A Administração Regional de Águas Claras decidiu revogar a ordem de serviço que estabelecia horários de funcionamento para o comércio da cidade. As mudanças causaram polêmica e dividiram a opinião de moradores e comerciantes do local.

Em nota divulgada nesta quarta (20)/3, o órgão explicou que o administrador Ney Robsthon se reuniu na terça (19) com integrantes do Conselho de Segurança, entre outras autoridades, para discutir o horário de funcionamento de bares, lanchonetes, restaurantes, distribuidoras de bebidas, boates, pubs e demais estabelecimentos de entretenimento noturno que comercializem bebidas alcoólicas na RA.

“Ney Robsthon considera significativo ampliar a discussão sobre o tema e convocará uma audiência pública em breve com a participação dos moradores, empresários e demais entidades”, informou o texto para justificar a revogação da medida. 

Reprodução/Facebook

 

Segundo a norma que estava vigente, os estabelecimentos que vendem bebidas alcoólicas poderiam funcionar de domingo a quinta-feira, das 8h à 0h. Às sextas-feiras, aos sábados e em vésperas de feriados, o horário poderia ser ampliado até as 2h do dia seguinte. Os demais comércios teriam horário liberado.

Represália
Egresso do meio empresarial, uma vez que é sócio do Quattro Pizza Bar, na Avenida Pau Brasil, o administrador passou a ser alvo de incitações de boicote ao seu negócio desde quando a ordem de serviço foi publicada pela primeira vez no DODF.

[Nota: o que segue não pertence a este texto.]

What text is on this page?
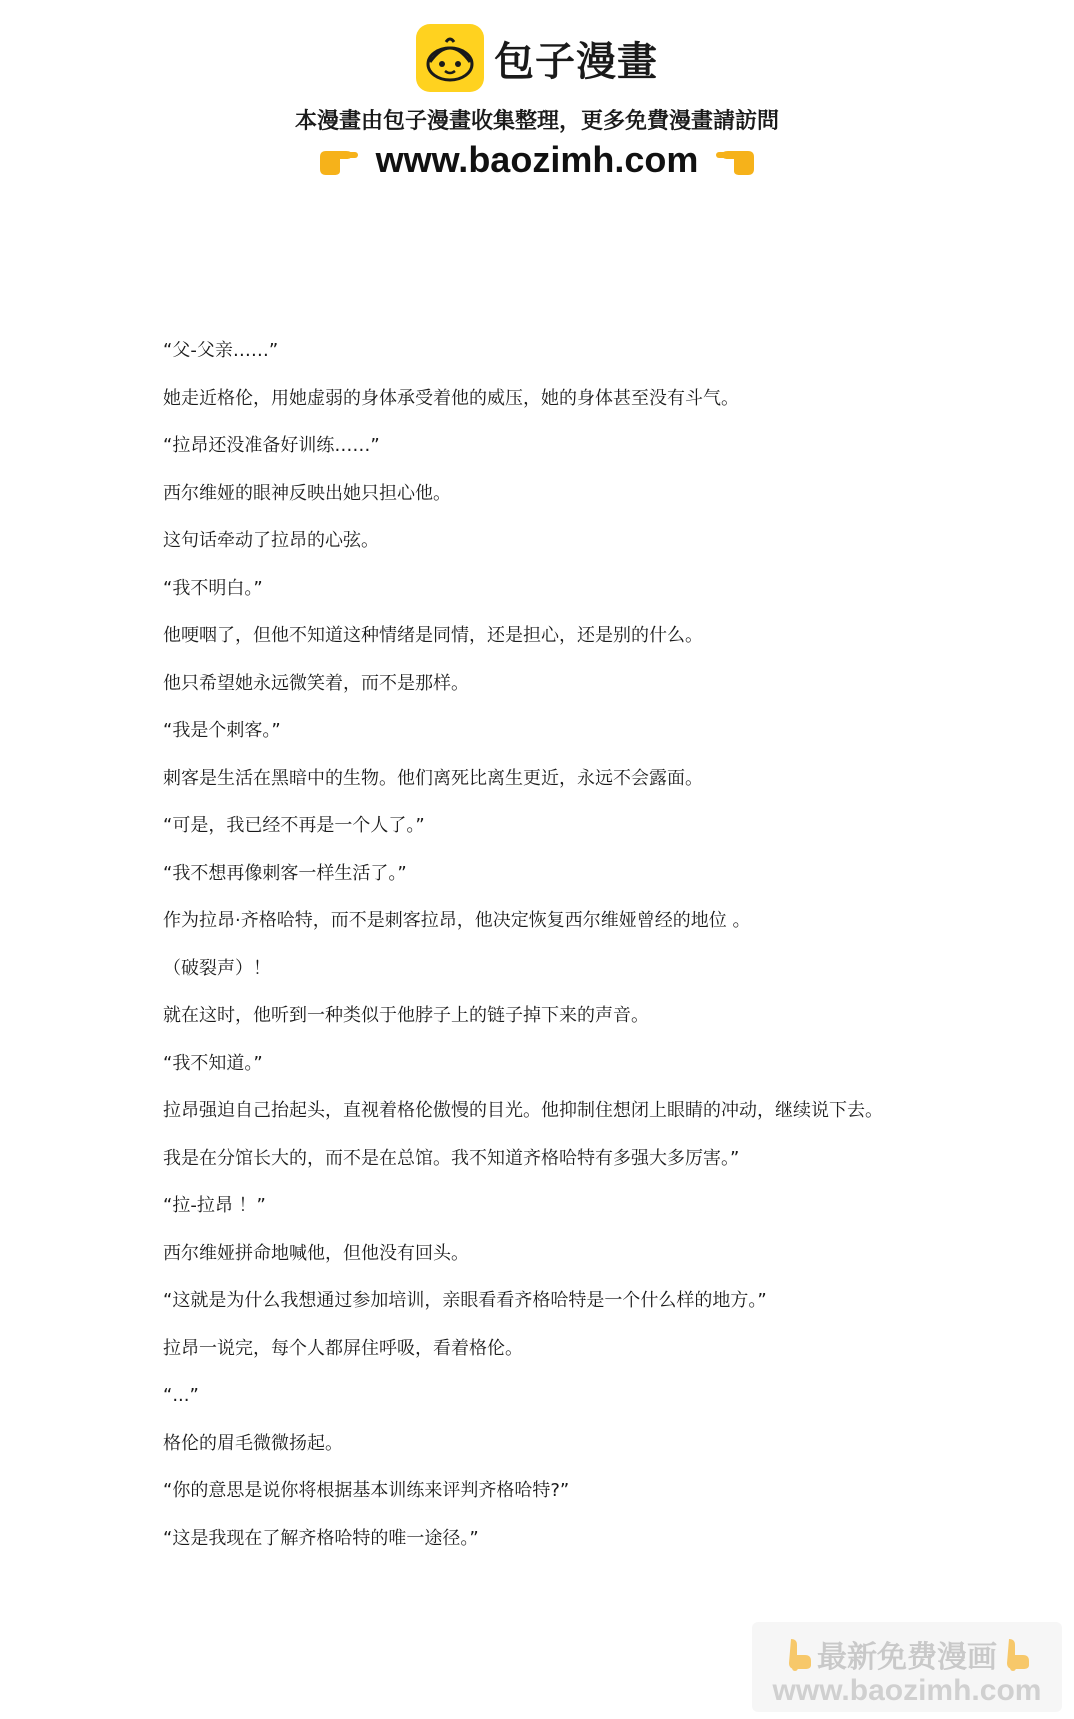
包子漫畫
本漫畫由包子漫畫收集整理，更多免費漫畫請訪問
www.baozimh.com

“父-父亲……”

她走近格伦，用她虚弱的身体承受着他的威压，她的身体甚至没有斗气。

“拉昂还没准备好训练……”

西尔维娅的眼神反映出她只担心他。

这句话牵动了拉昂的心弦。

“我不明白。”

他哽咽了，但他不知道这种情绪是同情，还是担心，还是别的什么。

他只希望她永远微笑着，而不是那样。

“我是个刺客。”

刺客是生活在黑暗中的生物。他们离死比离生更近，永远不会露面。

“可是，我已经不再是一个人了。”

“我不想再像刺客一样生活了。”

作为拉昂·齐格哈特，而不是刺客拉昂，他决定恢复西尔维娅曾经的地位 。

（破裂声）！

就在这时，他听到一种类似于他脖子上的链子掉下来的声音。

“我不知道。”

拉昂强迫自己抬起头，直视着格伦傲慢的目光。他抑制住想闭上眼睛的冲动，继续说下去。

我是在分馆长大的，而不是在总馆。我不知道齐格哈特有多强大多厉害。”

“拉-拉昂 ！”

西尔维娅拼命地喊他，但他没有回头。

“这就是为什么我想通过参加培训，亲眼看看齐格哈特是一个什么样的地方。”

拉昂一说完，每个人都屏住呼吸，看着格伦。

“...”

格伦的眉毛微微扬起。

“你的意思是说你将根据基本训练来评判齐格哈特?”

“这是我现在了解齐格哈特的唯一途径。”

最新免费漫画
www.baozimh.com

Grupos no Facebook de grande mobilização dos habitantes da cidade, como a página da Associação de Moradores e Amigos de Águas Claras (Amaac), estão repletos de postagens com pedidos para as pessoas não frequentarem o estabelecimento.

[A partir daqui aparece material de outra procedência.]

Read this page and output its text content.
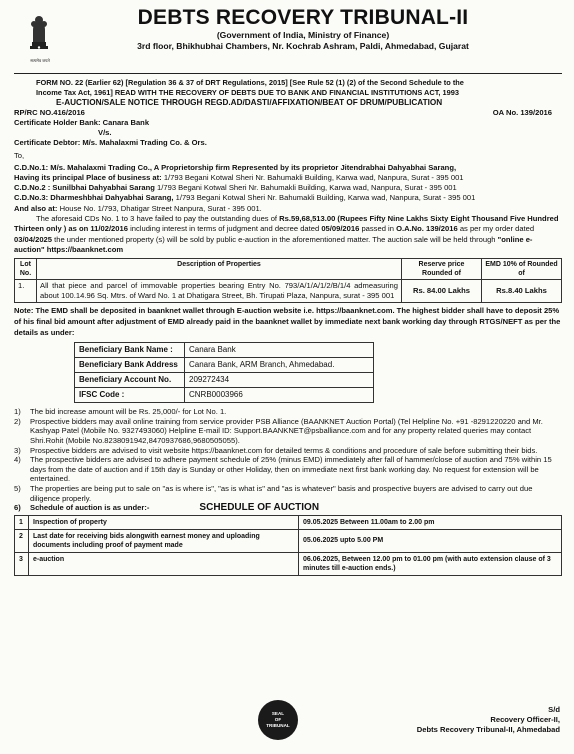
सत्यमेव जयते
DEBTS RECOVERY TRIBUNAL-II
(Government of India, Ministry of Finance)
3rd floor, Bhikhubhai Chambers, Nr. Kochrab Ashram, Paldi, Ahmedabad, Gujarat
FORM NO. 22 (Earlier 62) [Regulation 36 & 37 of DRT Regulations, 2015] [See Rule 52 (1) (2) of the Second Schedule to the
Income Tax Act, 1961] READ WITH THE RECOVERY OF DEBTS DUE TO BANK AND FINANCIAL INSTITUTIONS ACT, 1993
E-AUCTION/SALE NOTICE THROUGH REGD.AD/DASTI/AFFIXATION/BEAT OF DRUM/PUBLICATION
RP/RC NO.416/2016	OA No. 139/2016
Certificate Holder Bank: Canara Bank
V/s.
Certificate Debtor: M/s. Mahalaxmi Trading Co. & Ors.
To,
C.D.No.1: M/s. Mahalaxmi Trading Co., A Proprietorship firm Represented by its proprietor Jitendrabhai Dahyabhai Sarang,
Having its principal Place of business at: 1/793 Begani Kotwal Sheri Nr. Bahumakli Building, Karwa wad, Nanpura, Surat - 395 001
C.D.No.2 : Sunilbhai Dahyabhai Sarang 1/793 Begani Kotwal Sheri Nr. Bahumakli Building, Karwa wad, Nanpura, Surat - 395 001
C.D.No.3: Dharmeshbhai Dahyabhai Sarang, 1/793 Begani Kotwal Sheri Nr. Bahumakli Building, Karwa wad, Nanpura, Surat - 395 001
And also at: House No. 1/793, Dhatigar Street Nanpura, Surat - 395 001.

The aforesaid CDs No. 1 to 3 have failed to pay the outstanding dues of Rs.59,68,513.00 (Rupees Fifty Nine Lakhs Sixty Eight Thousand Five Hundred Thirteen only ) as on 11/02/2016 including interest in terms of judgment and decree dated 05/09/2016 passed in O.A.No. 139/2016 as per my order dated 03/04/2025 the under mentioned property (s) will be sold by public e-auction in the aforementioned matter. The auction sale will be held through "online e- auction" https://baanknet.com

Lot No.	Description of Properties	Reserve price Rounded of	EMD 10% of Rounded of
1.	All that piece and parcel of immovable properties bearing Entry No. 793/A/1/A/1/2/B/1/4 admeasuring about 100.14.96 Sq. Mtrs. of Ward No. 1 at Dhatigara Street, Bh. Tirupati Plaza, Nanpura, surat - 395 001	Rs. 84.00 Lakhs	Rs.8.40 Lakhs

Note: The EMD shall be deposited in baanknet wallet through E-auction website i.e. https://baanknet.com. The highest bidder shall have to deposit 25% of his final bid amount after adjustment of EMD already paid in the baanknet wallet by immediate next bank working day through RTGS/NEFT as per the details as under:

Beneficiary Bank Name :	Canara Bank
Beneficiary Bank Address	Canara Bank, ARM Branch, Ahmedabad.
Beneficiary Account No.	209272434
IFSC Code :	CNRB0003966
1)	The bid increase amount will be Rs. 25,000/- for Lot No. 1.
2)	Prospective bidders may avail online training from service provider PSB Alliance (BAANKNET Auction Portal) (Tel Helpline No. +91 -8291220220 and Mr. Kashyap Patel (Mobile No. 9327493060) Helpline E-mail ID: Support.BAANKNET@psballiance.com and for any property related queries may contact Shri.Rohit (Mobile No.8238091942,8470937686,9680505055).
3)	Prospective bidders are advised to visit website https://baanknet.com for detailed terms & conditions and procedure of sale before submitting their bids.
4)	The prospective bidders are advised to adhere payment schedule of 25% (minus EMD) immediately after fall of hammer/close of auction and 75% within 15 days from the date of auction and if 15th day is Sunday or other Holiday, then on immediate next first bank working day. No request for extension will be entertained.
5)	The properties are being put to sale on "as is where is", "as is what is" and "as is whatever" basis and prospective buyers are advised to carry out due diligence properly.
6)	Schedule of auction is as under:-	SCHEDULE OF AUCTION
1	Inspection of property	09.05.2025 Between 11.00am to 2.00 pm
2	Last date for receiving bids alongwith earnest money and uploading documents including proof of payment made	05.06.2025 upto 5.00 PM
3	e-auction	06.06.2025, Between 12.00 pm to 01.00 pm (with auto extension clause of 3 minutes till e-auction ends.)
SEAL
OF
TRIBUNAL
S/d
Recovery Officer-II,
Debts Recovery Tribunal-II, Ahmedabad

A respeito da situação, Robsthon se absteve de comentários, mas reclamou da “desinformação” entre a população sobre o tema. O braço local da Associação Brasileira de Bares e Restaurantes (Abrasel-DF) saiu em defesa do administrador.

CLDF
A polêmica também chegou à Câmara Legislativa. Em 13 de março, foi protocolado o Projeto de Decreto Legislativo nº 17, da deputada Júlia Lucy (Novo), pedindo que fosse sustada a ordem de serviço. No dia seguinte, a Casa promoveu audiência pública para debater o assunto.